If to the Exchange Agent, to:

                   The Chase Manhattan Bank
                   450 West 33rd Street, 15th Floor
                   New York, N.Y. 10001
                   Telephone:  (212) 946-3083
                   Telecopy:  (212) 946-8161
                   Attention: Global Trust Services, Kathleen Perry

         32.   Unless terminated earlier by the parties hereto, this Agreement 
shall terminate 90 days following the Expiration Date. Notwithstanding the
foregoing, paragraphs 19, 21, 23 and 25 shall survive the termination of this
Agreement.

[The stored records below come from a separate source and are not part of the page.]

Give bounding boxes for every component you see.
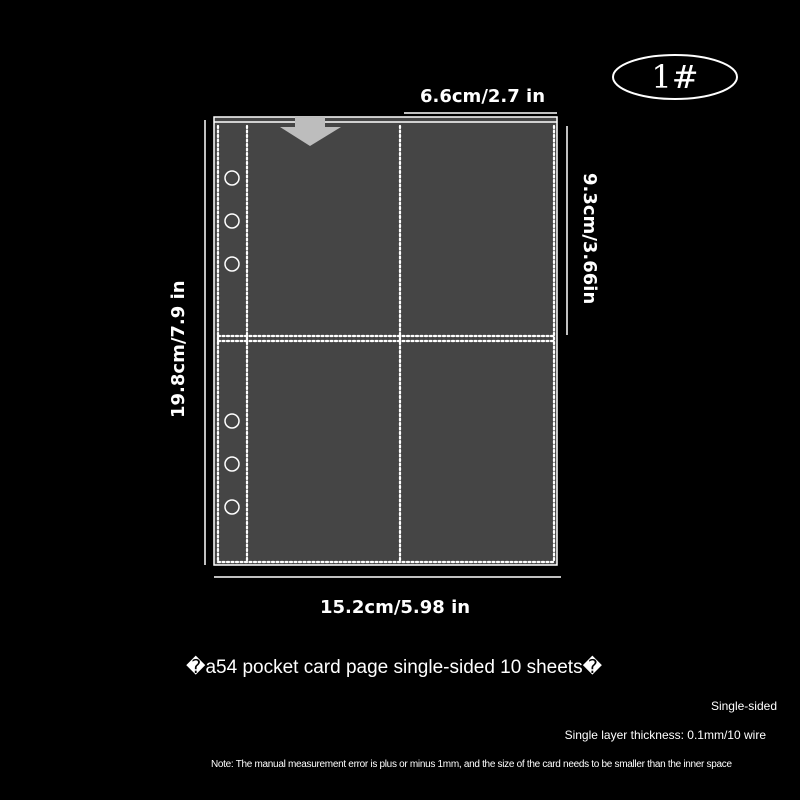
insert-arrow-icon (280, 117, 341, 146)
stitch-lines (216, 124, 556, 564)
binder-holes (224, 170, 240, 515)
measurement-note: Note: The manual measurement error is pl… (211, 759, 732, 770)
spec-sides: Single-sided (710, 699, 777, 713)
sheet-width-label: 15.2cm/5.98 in (320, 597, 471, 618)
product-title: �a54 pocket card page single-sided 10 sh… (186, 657, 603, 678)
pocket-height-label: 9.3cm/3.66in (579, 173, 600, 305)
badge-ellipse (612, 54, 738, 100)
pocket-width-label: 6.6cm/2.7 in (420, 86, 546, 107)
dimension-lines (204, 112, 568, 578)
spec-thickness: Single layer thickness: 0.1mm/10 wire (564, 728, 766, 742)
sheet-height-label: 19.8cm/7.9 in (168, 280, 189, 418)
badge-label: 1# (651, 58, 699, 96)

Upon any termination of this Agreement, you shall promptly deliver to
the Company any certificates for New Notes, funds or property then held by you
as Exchange Agent under this Agreement.

         33.   This Agreement shall be binding and effective as of the date 
hereof.


                                       10

<PAGE>


          Please acknowledge receipt of this Agreement and confirm the 
arrangements herein provided by signing and returning the enclosed copy.

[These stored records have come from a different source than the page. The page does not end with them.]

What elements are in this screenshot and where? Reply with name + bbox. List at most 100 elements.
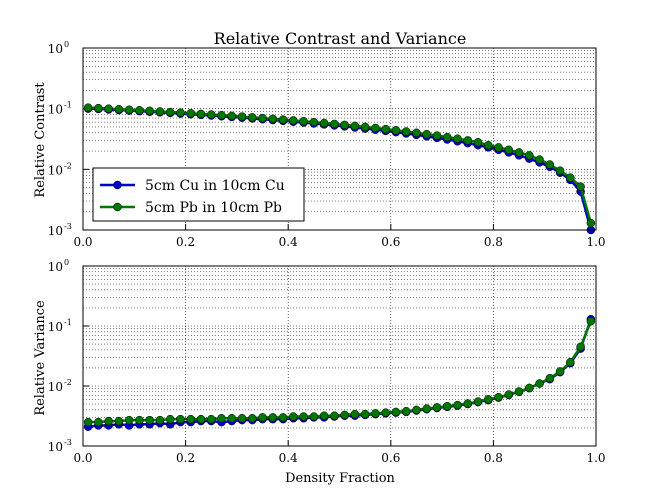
variance-point-1 <box>401 406 411 416</box>
contrast-y-axis-label: Relative Contrast <box>33 82 48 198</box>
contrast-point-1 <box>319 118 329 128</box>
contrast-point-1 <box>217 110 226 120</box>
variance-axes: 10-310-210-110 00.0 0.2 0.4 0.6 0.8 1.0 <box>48 258 606 465</box>
variance-point-1 <box>473 397 483 406</box>
contrast-point-1 <box>535 155 544 164</box>
contrast-y-tick-exponent: -1 <box>64 101 72 110</box>
contrast-point-1 <box>401 127 411 136</box>
variance-x-tick-label: 0.8 <box>484 451 503 465</box>
variance-point-1 <box>268 413 278 422</box>
variance-point-1 <box>227 414 237 423</box>
variance-point-1 <box>555 367 565 376</box>
contrast-point-1 <box>114 104 124 114</box>
variance-y-tick-exponent: 0 <box>64 258 69 267</box>
contrast-point-1 <box>289 116 298 125</box>
variance-point-1 <box>360 409 370 419</box>
variance-point-1 <box>299 412 308 421</box>
contrast-point-1 <box>83 103 93 112</box>
contrast-x-tick-label: 0.4 <box>279 235 298 249</box>
contrast-x-tick-label: 0.8 <box>484 235 503 249</box>
contrast-point-1 <box>412 128 421 138</box>
variance-point-1 <box>289 412 298 421</box>
contrast-y-tick-exponent: -2 <box>64 161 72 170</box>
variance-point-1 <box>525 383 534 393</box>
contrast-point-1 <box>422 129 431 139</box>
variance-point-1 <box>576 342 585 352</box>
variance-point-1 <box>432 403 442 412</box>
variance-point-1 <box>504 390 514 399</box>
variance-point-1 <box>165 414 175 424</box>
variance-y-tick-exponent: -3 <box>64 438 72 447</box>
variance-point-1 <box>566 357 575 367</box>
contrast-x-tick-label: 1.0 <box>586 235 605 249</box>
contrast-point-1 <box>360 122 370 132</box>
variance-point-1 <box>463 399 472 408</box>
variance-point-1 <box>381 408 390 417</box>
contrast-point-1 <box>135 106 144 115</box>
contrast-point-1 <box>463 136 472 145</box>
x-axis-label: Density Fraction <box>285 471 395 486</box>
variance-point-1 <box>422 404 431 413</box>
contrast-point-1 <box>299 117 308 126</box>
variance-point-1 <box>494 392 503 402</box>
contrast-y-tick-label: 10 <box>48 224 63 238</box>
contrast-x-tick-label: 0.2 <box>176 235 195 249</box>
contrast-point-1 <box>381 124 390 134</box>
contrast-point-1 <box>442 132 452 142</box>
contrast-x-tick-label: 0.6 <box>381 235 400 249</box>
contrast-point-1 <box>207 110 216 119</box>
contrast-point-1 <box>525 151 534 160</box>
contrast-point-1 <box>391 126 401 135</box>
variance-point-1 <box>340 410 349 420</box>
contrast-point-1 <box>186 109 195 118</box>
variance-point-1 <box>145 415 154 425</box>
variance-point-1 <box>586 316 596 326</box>
contrast-y-tick-exponent: 0 <box>64 40 69 49</box>
variance-point-1 <box>217 414 226 423</box>
variance-axes-frame <box>82 265 597 447</box>
variance-y-axis-label: Relative Variance <box>33 300 48 416</box>
contrast-y-tick-label: 10 <box>48 42 63 56</box>
variance-y-tick-label: 10 <box>48 380 63 394</box>
contrast-point-1 <box>340 120 349 130</box>
contrast-point-1 <box>330 119 339 129</box>
variance-x-tick-label: 0.2 <box>176 451 195 465</box>
contrast-point-1 <box>494 143 503 152</box>
variance-point-1 <box>514 387 524 396</box>
contrast-point-1 <box>484 140 493 150</box>
variance-y-tick-exponent: -2 <box>64 378 72 387</box>
variance-point-1 <box>535 379 544 388</box>
variance-point-1 <box>412 405 421 415</box>
variance-series-line-1 <box>88 320 593 424</box>
contrast-axes-frame <box>82 47 597 231</box>
contrast-point-1 <box>268 114 278 124</box>
legend-frame <box>92 167 305 222</box>
contrast-point-1 <box>145 106 154 116</box>
contrast-plot-area <box>83 103 596 235</box>
contrast-point-1 <box>576 182 585 191</box>
contrast-y-tick-exponent: -3 <box>64 222 72 231</box>
variance-point-1 <box>155 415 165 425</box>
contrast-point-1 <box>94 103 103 113</box>
variance-point-1 <box>391 407 401 417</box>
contrast-point-1 <box>473 137 483 147</box>
contrast-point-1 <box>124 105 134 114</box>
contrast-point-1 <box>504 145 514 155</box>
contrast-point-1 <box>432 131 442 140</box>
variance-x-tick-label: 1.0 <box>586 451 605 465</box>
variance-point-1 <box>484 395 493 404</box>
variance-point-1 <box>278 413 288 422</box>
legend-label-cu: 5cm Cu in 10cm Cu <box>145 178 285 194</box>
contrast-point-1 <box>248 113 257 122</box>
contrast-y-tick-label: 10 <box>48 163 63 177</box>
chart-title: Relative Contrast and Variance <box>214 29 467 48</box>
variance-y-tick-label: 10 <box>48 440 63 454</box>
variance-y-tick-exponent: -1 <box>64 318 72 327</box>
variance-point-1 <box>237 414 247 423</box>
contrast-point-1 <box>155 107 165 116</box>
variance-y-tick-label: 10 <box>48 320 63 334</box>
variance-point-1 <box>176 414 185 424</box>
variance-point-1 <box>248 414 257 423</box>
variance-point-1 <box>124 415 134 425</box>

                                         AVON PRODUCTS, INC.


                                         By:___________________________________
                                             Name:
                                             Title:


Accepted as of the date 
first above written:

THE CHASE MANHATTAN BANK,
as Exchange Agent


By:______________________________
    Name:
    Title:


                                       11

<PAGE>


                                FEE SCHEDULE FOR
                             EXCHANGE AGENT SERVICES

         Covers review of the Letter of Transmittal, DTC ATOP voluntary offering
instruction ("VOI"), the Exchange Agent Agreement and other related
documentation, if any, as required by the Exchange Offer; set-up of records and
accounts; distribution of materials; all operational and administrative charges
and time in connection with the review, receipt and processing of Letters of
Transmittal/VOI, processing delivery of guarantees, legal items, withdrawals,
record keeping, and answering securityholders' inquiries pertaining to the
Exchange Offer.

                                                 Flat Fee: $2,500.00


                                      NOTE

         These fees are also subject to change should circumstances warrant.
Reimbursement for all out-of-pocket expenses, disbursements (including postage,
telex, fax, photocopying and advertising costs), and reasonable fees of counsel
(including their disbursements and expenses) incurred in the performance of our
duties will be added to the billed fees. Once appointed, if the Exchange Offer
should fail to close for reasons beyond our control, we reserve the right to
charge a fee not to exceed the amount of our acceptance fee and we will require
reimbursement in full for our legal fees and any out-of-pocket expenses related
to our responsibilities under the Exchange Agent Agreement.

         Fees for any services not specifically covered in this or any other
applicable schedule will be based on the appraisal of services rendered.